A las dos de la mañana del 19 de noviembre de 1936, llevaba casi cuarenta y dos horas encerrado en el hospital de San Carlos. Había dormido un rato en un catre de la sala de guardias y había bebido litros de café. Lo demás había sido el infierno.
Cuando me quité la bata húmeda y sucia, empapada de manchas de sangre de muchas personas distintas, había perdido ya todas las cuentas. No habría sabido calcular cuántos miembros había amputado, cuántas heridas había cosido, cuántas veces me había visto obligado a decidir entre dos cuerpos destrozados para regalarle a uno -vamos, que yo creo que a esta la sacamos adelante- la vida, para darle a otro- a este lo dejamos, que no hay nada que hacer- la muerte. Al final, ya ni siquiera me acordaba de bajar el volumen de mi voz antes de emitir el veredicto.
Estaba tan cansado que no llegaba a percibir mi propio agotamiento, pero no tenía sueño. Me sentía misteriosamente despierto, como si me hubieran brotado un par de sentidos de más, capaces de suplantar a mis antiguos nervios para sumergirme en una vigilia insana y amarilla. Mis ojos percibían un resplandor apagado, imposible, nimbando los contornos de todas las cosas, mis oídos distinguían un eco en cada sonido, mis pies avanzaban sobre el suelo como si flotaran, como si nadaran en un estanque turbio, entre vapores de agua caliente. Todo era lento y frenético a la vez mientras seguían llegando cuerpos, y más cuerpos, y otros cuerpos destrozados, sus dueños a veces conscientes, otras no, y casi todos lloraban en silencio, con los ojos muy abiertos. Esos eran los peores, porque presentían que iban a morir, y eran pocos pero eran muchos, eran tantos para ser tan pocos, nosotros tan inútiles para salvarlos, que a veces se me olvidaba todo, quién era yo, qué hacía allí, qué nos estaba pasando. Hasta que veía una posibilidad, un cuerpo casi entero, un corte limpio, un rosario de heridas de metralla, aparatosas pero superficiales, y entonces, en un instante, me acordaba de todo, vamos, deprisa, que con este podemos…

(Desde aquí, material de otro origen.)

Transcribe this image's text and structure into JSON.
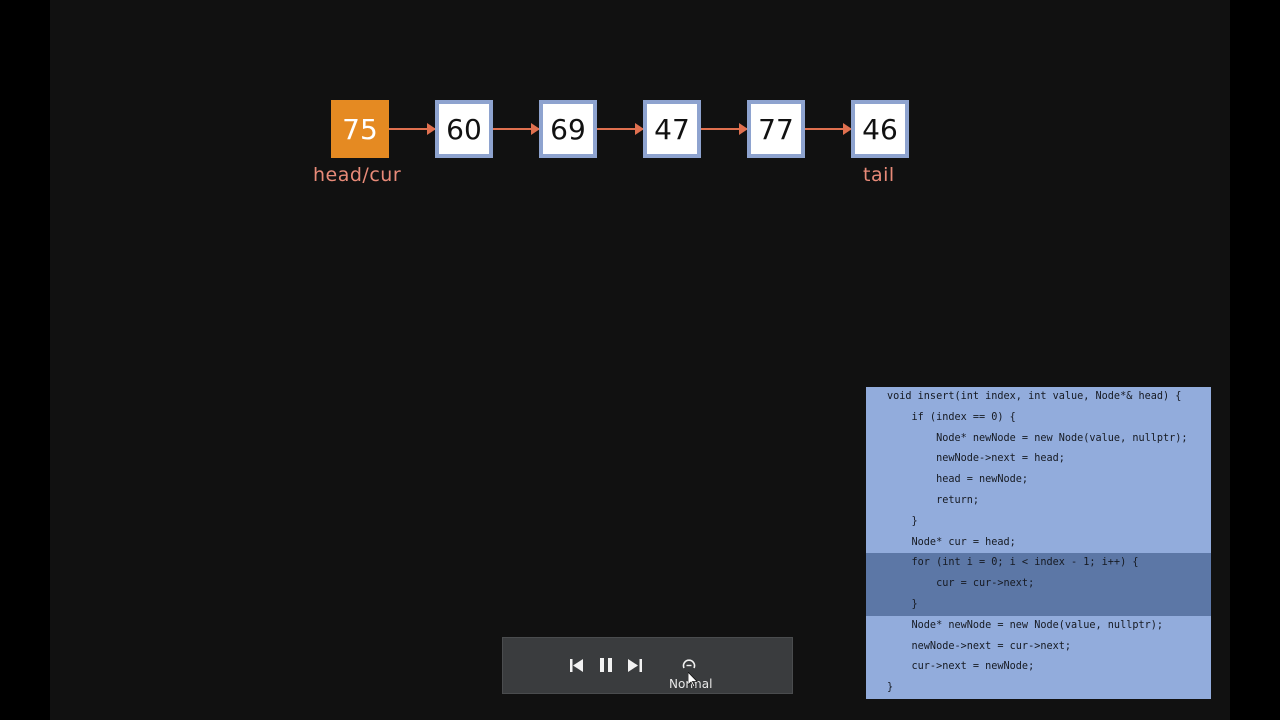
{
  "list": {
    "nodes": [
      {
        "value": "75",
        "state": "current"
      },
      {
        "value": "60",
        "state": "normal"
      },
      {
        "value": "69",
        "state": "normal"
      },
      {
        "value": "47",
        "state": "normal"
      },
      {
        "value": "77",
        "state": "normal"
      },
      {
        "value": "46",
        "state": "normal"
      }
    ],
    "head_label": "head/cur",
    "tail_label": "tail"
  },
  "code": {
    "lines": [
      "void insert(int index, int value, Node*& head) {",
      "    if (index == 0) {",
      "        Node* newNode = new Node(value, nullptr);",
      "        newNode->next = head;",
      "        head = newNode;",
      "        return;",
      "    }",
      "    Node* cur = head;",
      "    for (int i = 0; i < index - 1; i++) {",
      "        cur = cur->next;",
      "    }",
      "    Node* newNode = new Node(value, nullptr);",
      "    newNode->next = cur->next;",
      "    cur->next = newNode;",
      "}"
    ],
    "highlighted_lines": [
      8,
      9,
      10
    ]
  },
  "controls": {
    "speed_label": "Normal",
    "icons": [
      "skip-back-icon",
      "pause-icon",
      "skip-forward-icon",
      "speed-icon"
    ]
  },
  "colors": {
    "current_node": "#e58a22",
    "node_border": "#8ea3cf",
    "arrow": "#e0704f",
    "pointer_label": "#e88a78",
    "code_bg": "#92acdc",
    "code_highlight": "#5c77a6"
  }
}
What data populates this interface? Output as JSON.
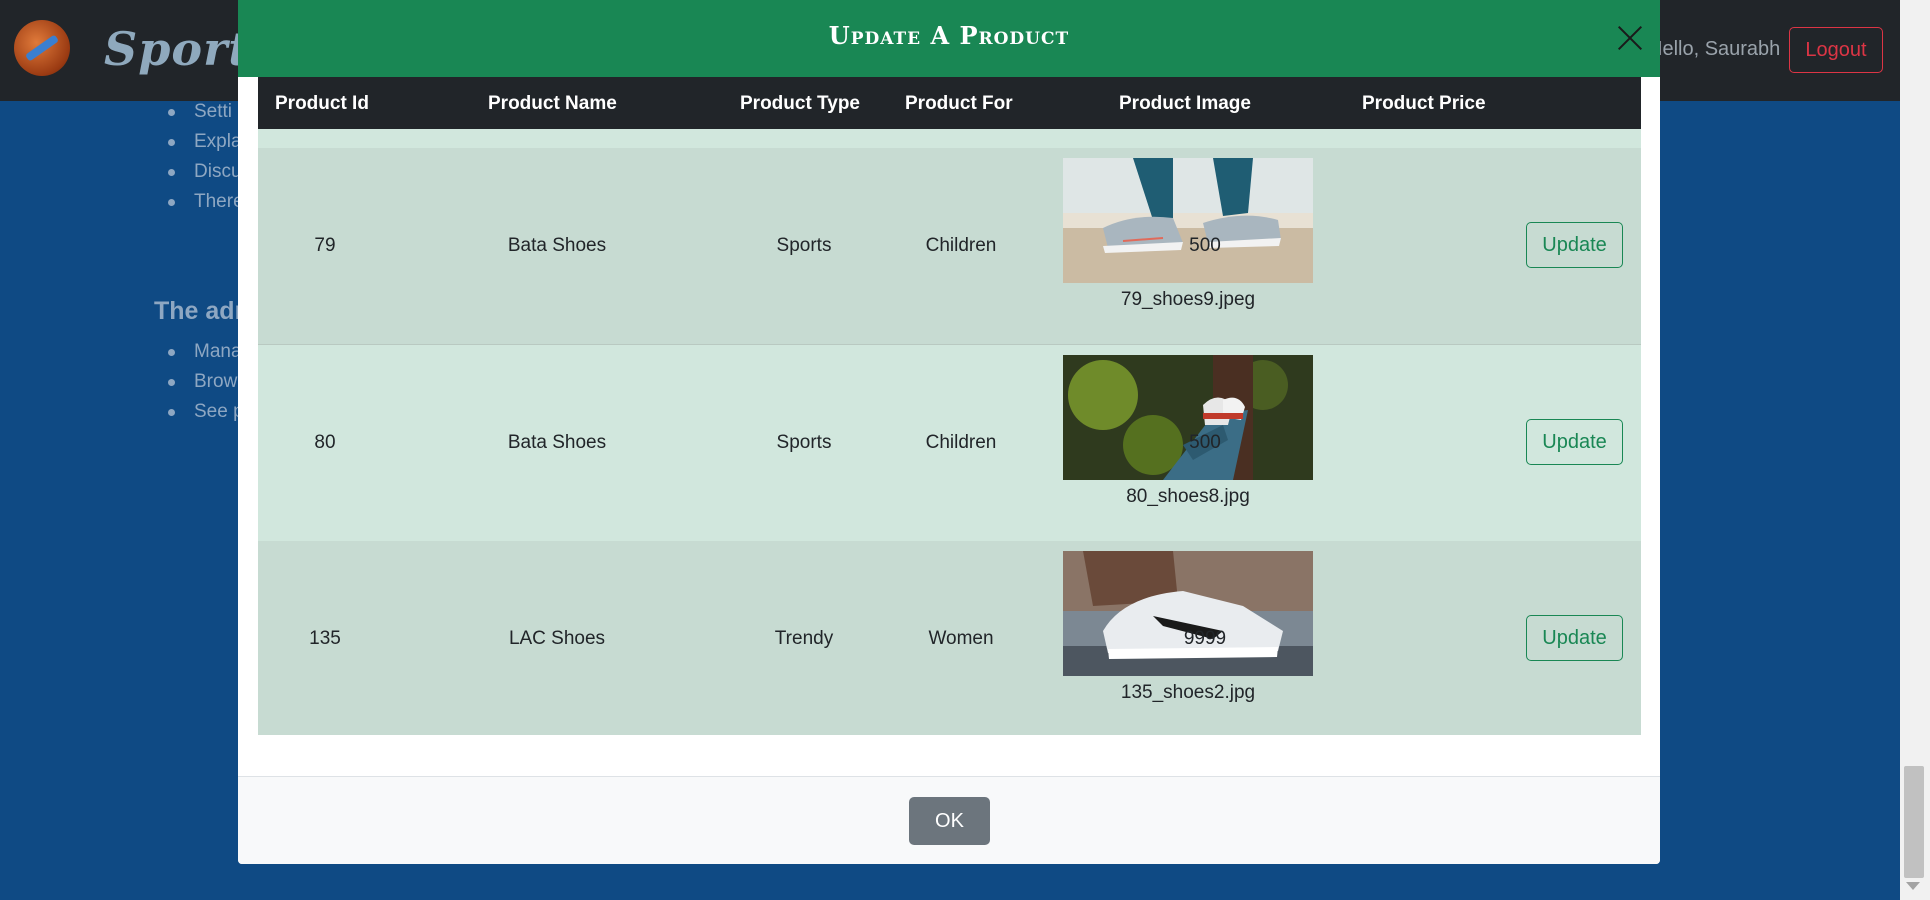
{
  "navbar": {
    "brand": "Sporty",
    "greeting": "Hello, Saurabh",
    "logout_label": "Logout"
  },
  "background": {
    "list1": [
      "Setti",
      "Expla",
      "Discu",
      "There"
    ],
    "heading": "The adm",
    "list2": [
      "Mana",
      "Brow",
      "See p"
    ]
  },
  "modal": {
    "title": "Update A Product",
    "headers": {
      "id": "Product Id",
      "name": "Product Name",
      "type": "Product Type",
      "for": "Product For",
      "image": "Product Image",
      "price": "Product Price"
    },
    "rows": [
      {
        "id": "79",
        "name": "Bata Shoes",
        "type": "Sports",
        "for": "Children",
        "image": "79_shoes9.jpeg",
        "price": "500",
        "action": "Update"
      },
      {
        "id": "80",
        "name": "Bata Shoes",
        "type": "Sports",
        "for": "Children",
        "image": "80_shoes8.jpg",
        "price": "500",
        "action": "Update"
      },
      {
        "id": "135",
        "name": "LAC Shoes",
        "type": "Trendy",
        "for": "Women",
        "image": "135_shoes2.jpg",
        "price": "9999",
        "action": "Update"
      }
    ],
    "ok_label": "OK"
  },
  "colors": {
    "header_green": "#198754",
    "table_head": "#212529",
    "row_dark": "#c7dbd2",
    "row_light": "#d1e7dd",
    "page_bg": "#0f4a84"
  }
}
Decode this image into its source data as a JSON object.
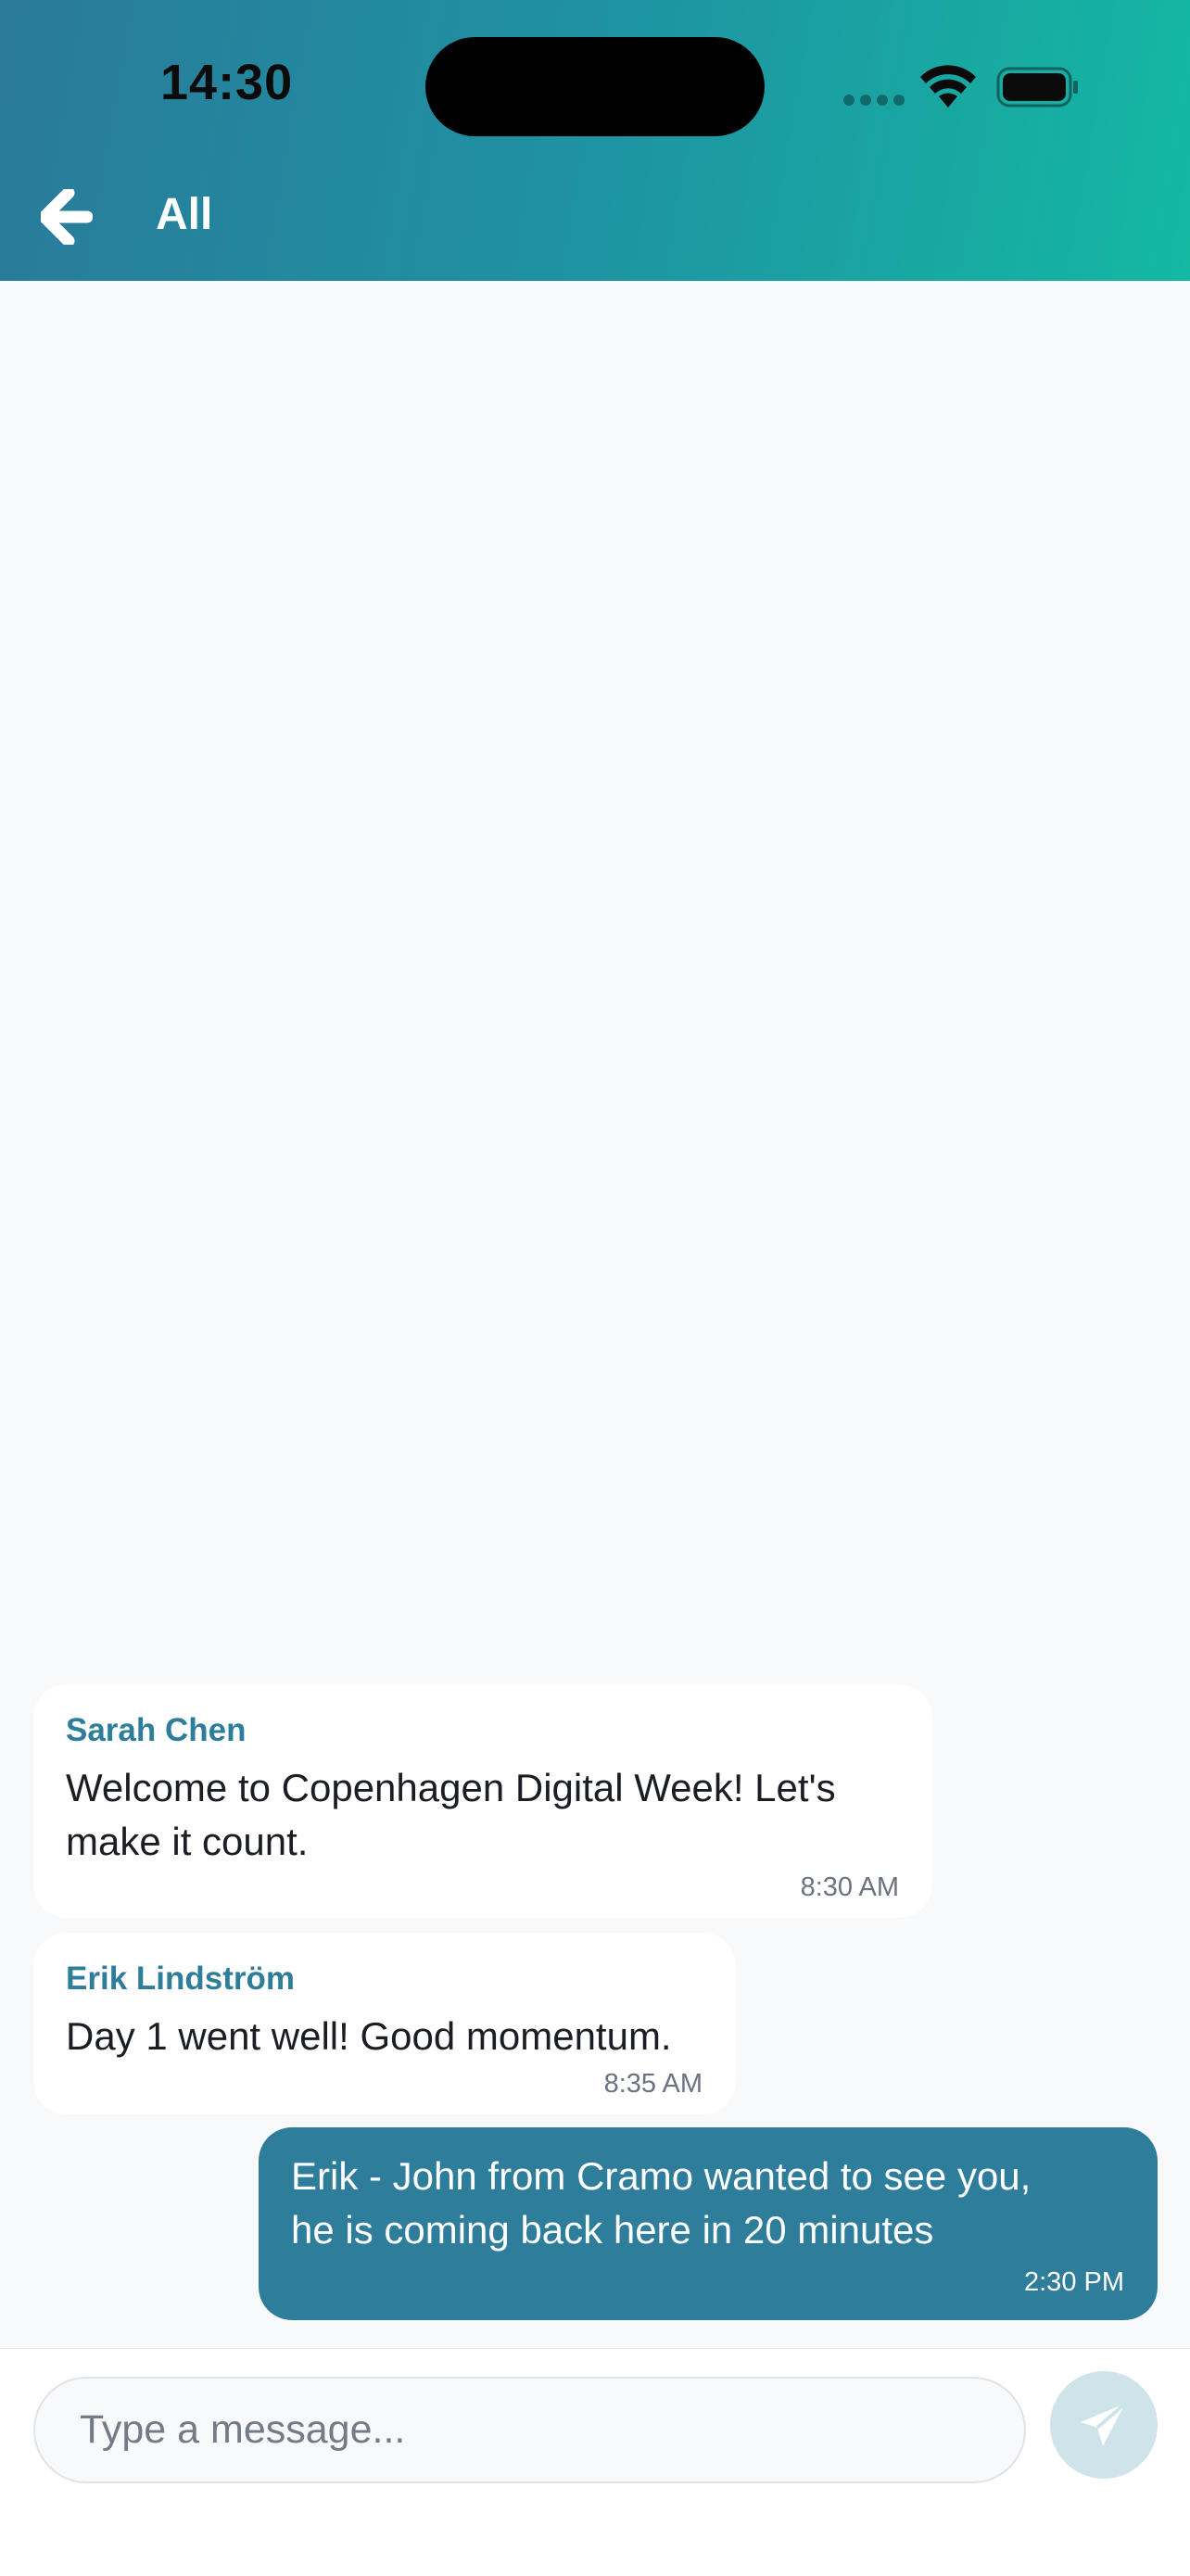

-Te lo digo en serio, Guillermo, así no me sirves para nada. Lo único que nos falta es que te desplomes y te abras la crisma. Házme caso, por favor.
El último de aquella noche era un niño grande, un muchacho de trece o catorce años que había llegado sin pies, la pierna derecha reventada justo debajo de la rodilla, la izquierda hacia la mitad del muslo.
Adelanto del libro "Los Pacientes del doctor García" (Tusquets Editores), de la escritora española
Almudena Grandes. Páginas 27-28.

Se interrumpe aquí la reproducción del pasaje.